Berita / Serba-Serbi /
Devisa Meningkat
Ini Permintaan Koalisi Buruh Sawit ke Pemerintah
Seorang pekerja sedang bekerja di perkebunan kelapa sawit. (Sumber Foto: Koalisi Buruh Sawit)
Jakarta, elaeis.co - Industri perkebunan kelapa sawit terbukti memberikan devisa yang besar ke negara. Tercatat, tak kurang dari Rp 300 triliun per tahun yang dihasilkan dari industri sawit.
Bahkan keuntungan ratusan perusahaan perkebunan sawit semakin meningkat setiap tahun, bahkan saat dunia terkungkung dalam situasi pandemi Covid 19.
"Namun, besarnya penerimaan negara dan keuntungan perusahaan sangat kontras dengan kondisi buruh yang bekerja di perkebunan kelapa sawit," kata Zidane, Koordinator Koalisi Buruh Sawit dalam keterangan resmi yang diterima elaeis.co, Selasa (11/5/2022).
Sebagai informasi, Koalisi Buruh Sawit terdiri dari NGO sawit sejumlah organisasi buruh perkebunan kelapa sawit di berbagai daerah.
Mereka yakni Sawit Watch, Serikat Buruh Perkebunan Indonesia (Serbundo), Serikat Pekerja Sawit Indonesia (SEPASI), Gabungan Serikat Buruh Indonesia (GSB), dan Federasi Serikat Pekerja Mandiri (FSPM) Kalimantan Selatan (Kalsel).
Kata Zidane, saat ini buruh perkebunan sawit berada dalam kondisi kerja yang eksploitatif, upah murah, status hubungan kerja rentan, dan minim perlindungan keselamatan dan kesehatan kerja.
Pihaknya melihat kondisi ini sudah berlangsung bertahun-tahun tanpa perubahan mendasar. Karena itu pihaknya meminta pemerintah Indonesia untuk melihat kondisi buruk itu sebagai problem yang harus diselesaikan melalui dukungan kebijakan.

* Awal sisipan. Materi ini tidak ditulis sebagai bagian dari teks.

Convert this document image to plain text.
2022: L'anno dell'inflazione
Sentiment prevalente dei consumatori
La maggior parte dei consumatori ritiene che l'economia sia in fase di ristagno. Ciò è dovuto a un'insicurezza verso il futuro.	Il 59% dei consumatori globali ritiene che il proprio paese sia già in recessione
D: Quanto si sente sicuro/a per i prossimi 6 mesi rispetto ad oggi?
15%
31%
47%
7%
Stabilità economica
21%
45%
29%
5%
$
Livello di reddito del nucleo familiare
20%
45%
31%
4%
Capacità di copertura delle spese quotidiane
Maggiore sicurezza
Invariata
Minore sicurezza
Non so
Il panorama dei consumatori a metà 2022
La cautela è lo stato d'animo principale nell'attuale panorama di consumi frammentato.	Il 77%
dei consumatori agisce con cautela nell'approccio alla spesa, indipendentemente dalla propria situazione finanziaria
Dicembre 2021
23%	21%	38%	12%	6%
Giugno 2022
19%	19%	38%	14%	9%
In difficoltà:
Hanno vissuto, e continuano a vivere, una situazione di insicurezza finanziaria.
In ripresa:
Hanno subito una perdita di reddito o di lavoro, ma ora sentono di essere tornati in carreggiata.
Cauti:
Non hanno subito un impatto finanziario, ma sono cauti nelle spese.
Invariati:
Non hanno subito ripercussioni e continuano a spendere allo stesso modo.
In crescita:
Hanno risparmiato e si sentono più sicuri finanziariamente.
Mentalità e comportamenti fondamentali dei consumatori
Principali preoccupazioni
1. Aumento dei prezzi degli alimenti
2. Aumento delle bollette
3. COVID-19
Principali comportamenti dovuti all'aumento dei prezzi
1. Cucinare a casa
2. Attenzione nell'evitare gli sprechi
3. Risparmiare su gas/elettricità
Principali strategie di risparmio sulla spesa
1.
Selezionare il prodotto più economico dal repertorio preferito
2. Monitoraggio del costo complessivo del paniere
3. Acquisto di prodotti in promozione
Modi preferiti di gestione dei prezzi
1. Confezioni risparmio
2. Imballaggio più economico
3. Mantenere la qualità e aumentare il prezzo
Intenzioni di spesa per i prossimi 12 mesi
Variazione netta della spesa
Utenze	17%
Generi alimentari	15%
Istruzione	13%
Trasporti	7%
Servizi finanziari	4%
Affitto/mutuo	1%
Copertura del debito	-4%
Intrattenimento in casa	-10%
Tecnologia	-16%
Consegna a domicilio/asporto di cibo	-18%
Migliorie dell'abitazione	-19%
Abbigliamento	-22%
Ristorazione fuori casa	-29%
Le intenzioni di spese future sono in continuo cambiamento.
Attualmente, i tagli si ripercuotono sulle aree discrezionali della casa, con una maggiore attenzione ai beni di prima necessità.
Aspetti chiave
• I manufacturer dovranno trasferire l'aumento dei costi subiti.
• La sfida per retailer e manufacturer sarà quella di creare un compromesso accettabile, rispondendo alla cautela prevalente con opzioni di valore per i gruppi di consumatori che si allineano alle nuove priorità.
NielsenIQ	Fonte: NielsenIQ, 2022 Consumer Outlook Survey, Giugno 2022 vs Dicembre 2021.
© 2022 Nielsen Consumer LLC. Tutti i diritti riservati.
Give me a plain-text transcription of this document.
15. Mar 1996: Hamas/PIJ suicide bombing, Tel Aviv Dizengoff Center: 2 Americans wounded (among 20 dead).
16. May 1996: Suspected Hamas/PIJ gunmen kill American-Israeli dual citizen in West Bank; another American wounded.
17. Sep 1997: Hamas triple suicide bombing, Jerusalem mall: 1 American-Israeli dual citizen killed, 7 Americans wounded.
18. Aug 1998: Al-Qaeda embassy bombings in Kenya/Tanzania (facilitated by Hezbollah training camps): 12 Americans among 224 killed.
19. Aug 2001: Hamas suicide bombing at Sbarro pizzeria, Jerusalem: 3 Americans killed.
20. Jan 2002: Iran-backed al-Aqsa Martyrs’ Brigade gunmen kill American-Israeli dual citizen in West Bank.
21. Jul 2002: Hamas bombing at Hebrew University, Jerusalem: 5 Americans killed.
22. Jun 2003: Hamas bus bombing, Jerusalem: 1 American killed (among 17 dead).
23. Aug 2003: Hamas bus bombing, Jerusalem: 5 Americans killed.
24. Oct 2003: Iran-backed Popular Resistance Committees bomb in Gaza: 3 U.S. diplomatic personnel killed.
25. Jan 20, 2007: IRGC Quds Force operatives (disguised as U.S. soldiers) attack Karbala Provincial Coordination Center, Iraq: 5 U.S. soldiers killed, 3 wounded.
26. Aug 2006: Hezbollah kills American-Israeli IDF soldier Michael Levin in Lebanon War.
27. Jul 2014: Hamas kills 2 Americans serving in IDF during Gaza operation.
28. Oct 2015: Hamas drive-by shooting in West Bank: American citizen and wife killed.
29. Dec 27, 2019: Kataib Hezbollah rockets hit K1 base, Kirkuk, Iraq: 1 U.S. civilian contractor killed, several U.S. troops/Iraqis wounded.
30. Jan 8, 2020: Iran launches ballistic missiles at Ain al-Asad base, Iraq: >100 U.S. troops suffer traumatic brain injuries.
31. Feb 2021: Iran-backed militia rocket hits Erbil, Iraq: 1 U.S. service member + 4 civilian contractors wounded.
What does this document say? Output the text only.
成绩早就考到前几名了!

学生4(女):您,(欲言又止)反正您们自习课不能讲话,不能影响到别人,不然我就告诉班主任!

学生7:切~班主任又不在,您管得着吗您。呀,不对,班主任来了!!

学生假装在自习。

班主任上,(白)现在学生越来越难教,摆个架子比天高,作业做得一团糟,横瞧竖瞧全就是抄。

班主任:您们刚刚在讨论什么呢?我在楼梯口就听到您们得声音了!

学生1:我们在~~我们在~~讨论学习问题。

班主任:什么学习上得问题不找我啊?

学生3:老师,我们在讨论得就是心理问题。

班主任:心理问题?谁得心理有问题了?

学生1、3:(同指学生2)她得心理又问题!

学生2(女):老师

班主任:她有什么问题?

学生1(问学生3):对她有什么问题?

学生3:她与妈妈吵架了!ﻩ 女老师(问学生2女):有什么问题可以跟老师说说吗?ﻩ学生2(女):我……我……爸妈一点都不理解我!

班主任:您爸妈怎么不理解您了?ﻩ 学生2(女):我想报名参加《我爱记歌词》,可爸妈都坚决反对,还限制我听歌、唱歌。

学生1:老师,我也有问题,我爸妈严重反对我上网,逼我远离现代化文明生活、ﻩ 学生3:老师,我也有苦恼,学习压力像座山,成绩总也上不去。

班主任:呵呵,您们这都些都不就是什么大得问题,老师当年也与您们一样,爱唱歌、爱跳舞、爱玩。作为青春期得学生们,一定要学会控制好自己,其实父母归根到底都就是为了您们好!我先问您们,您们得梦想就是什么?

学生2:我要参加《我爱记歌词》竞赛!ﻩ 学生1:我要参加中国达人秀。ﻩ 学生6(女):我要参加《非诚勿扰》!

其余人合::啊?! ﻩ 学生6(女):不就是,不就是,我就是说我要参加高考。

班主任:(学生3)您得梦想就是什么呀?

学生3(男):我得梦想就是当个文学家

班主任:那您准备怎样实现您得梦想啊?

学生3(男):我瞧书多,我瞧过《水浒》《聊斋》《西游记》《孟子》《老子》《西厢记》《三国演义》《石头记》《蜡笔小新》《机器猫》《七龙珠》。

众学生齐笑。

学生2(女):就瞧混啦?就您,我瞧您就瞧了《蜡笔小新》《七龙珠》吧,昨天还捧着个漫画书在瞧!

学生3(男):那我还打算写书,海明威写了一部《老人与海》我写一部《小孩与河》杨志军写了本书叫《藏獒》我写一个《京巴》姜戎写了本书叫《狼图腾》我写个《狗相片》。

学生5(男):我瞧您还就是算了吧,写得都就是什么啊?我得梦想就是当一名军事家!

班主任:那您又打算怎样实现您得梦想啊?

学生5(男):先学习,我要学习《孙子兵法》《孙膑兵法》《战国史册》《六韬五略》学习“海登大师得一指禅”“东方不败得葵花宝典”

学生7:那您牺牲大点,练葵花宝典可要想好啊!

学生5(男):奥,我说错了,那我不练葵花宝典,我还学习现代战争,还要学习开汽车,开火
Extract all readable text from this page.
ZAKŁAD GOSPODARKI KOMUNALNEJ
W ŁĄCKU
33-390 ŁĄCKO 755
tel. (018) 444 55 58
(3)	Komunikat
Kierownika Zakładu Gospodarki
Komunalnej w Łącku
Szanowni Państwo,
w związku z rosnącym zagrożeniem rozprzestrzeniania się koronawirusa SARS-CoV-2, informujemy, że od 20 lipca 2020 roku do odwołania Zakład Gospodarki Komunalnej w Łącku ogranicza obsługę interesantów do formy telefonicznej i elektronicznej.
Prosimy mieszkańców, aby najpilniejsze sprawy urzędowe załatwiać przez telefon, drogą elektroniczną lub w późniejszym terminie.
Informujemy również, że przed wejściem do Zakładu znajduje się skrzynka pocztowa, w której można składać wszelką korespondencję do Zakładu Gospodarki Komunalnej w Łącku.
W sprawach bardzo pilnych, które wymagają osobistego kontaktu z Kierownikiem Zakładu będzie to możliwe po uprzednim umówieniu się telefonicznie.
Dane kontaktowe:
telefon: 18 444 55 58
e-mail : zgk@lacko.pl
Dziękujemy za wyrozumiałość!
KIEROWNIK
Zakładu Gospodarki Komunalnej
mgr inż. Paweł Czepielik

Yang membuat mereka heran, pemerintah malah menetapkan UU Cipta Kerja yang menghilangkan sejumlah kepastian yang selama ini sudah melekat di kehidupan buruh seperti kepastian kerja, upah, perlindungan sosial, dan layanan kesehatan.
"UU Cipta Kerja sangat tidak melindungi buruh. Dengan UU Cipta Kerja perusahaan kapan saja bisa mem-PHK buruh dengan alasan rugi dan kemudian memberikan pesangon yang kecil," kata Zidane.
Koalisi Buruh Sawit, ujar Zidane, menegaskan bahwa Omnibus Law Cipta Kerja sama sekali tidak memenuhi kebutuhan buruh atas kepastian kerja, kepastian upah, perlindungan sosial dan hidup layak.
Mereka lalu mengingatkan pemerintah soal Mahkamah Konstitusi (MK) yang telah memutuskan UU Nomor 11 Tahun 2020 tentang Cipta Kerja sebagai cacat formil dan inkonstitusional bersyarat.
MK juga meminta pemerintah menangguhkan segala kebijakan yang bersifat strategis dan berdampak luas, serta tidak dibenarkan pula menerbitkan peraturan pelaksana baru yang berkaitan dengan UU Cipta Kerja.
"Namun, putusan MK tidak berlaku di lapangan. Sejumlah perkebunan sawit menggunakan PP Cipta Kerja merespon tuntutan buruh," katanya. Pihaknya pun semakin heran melihat sikap DPR yang melalui Badan Legislasi (Baleg) berniat merevisi UU CK itu.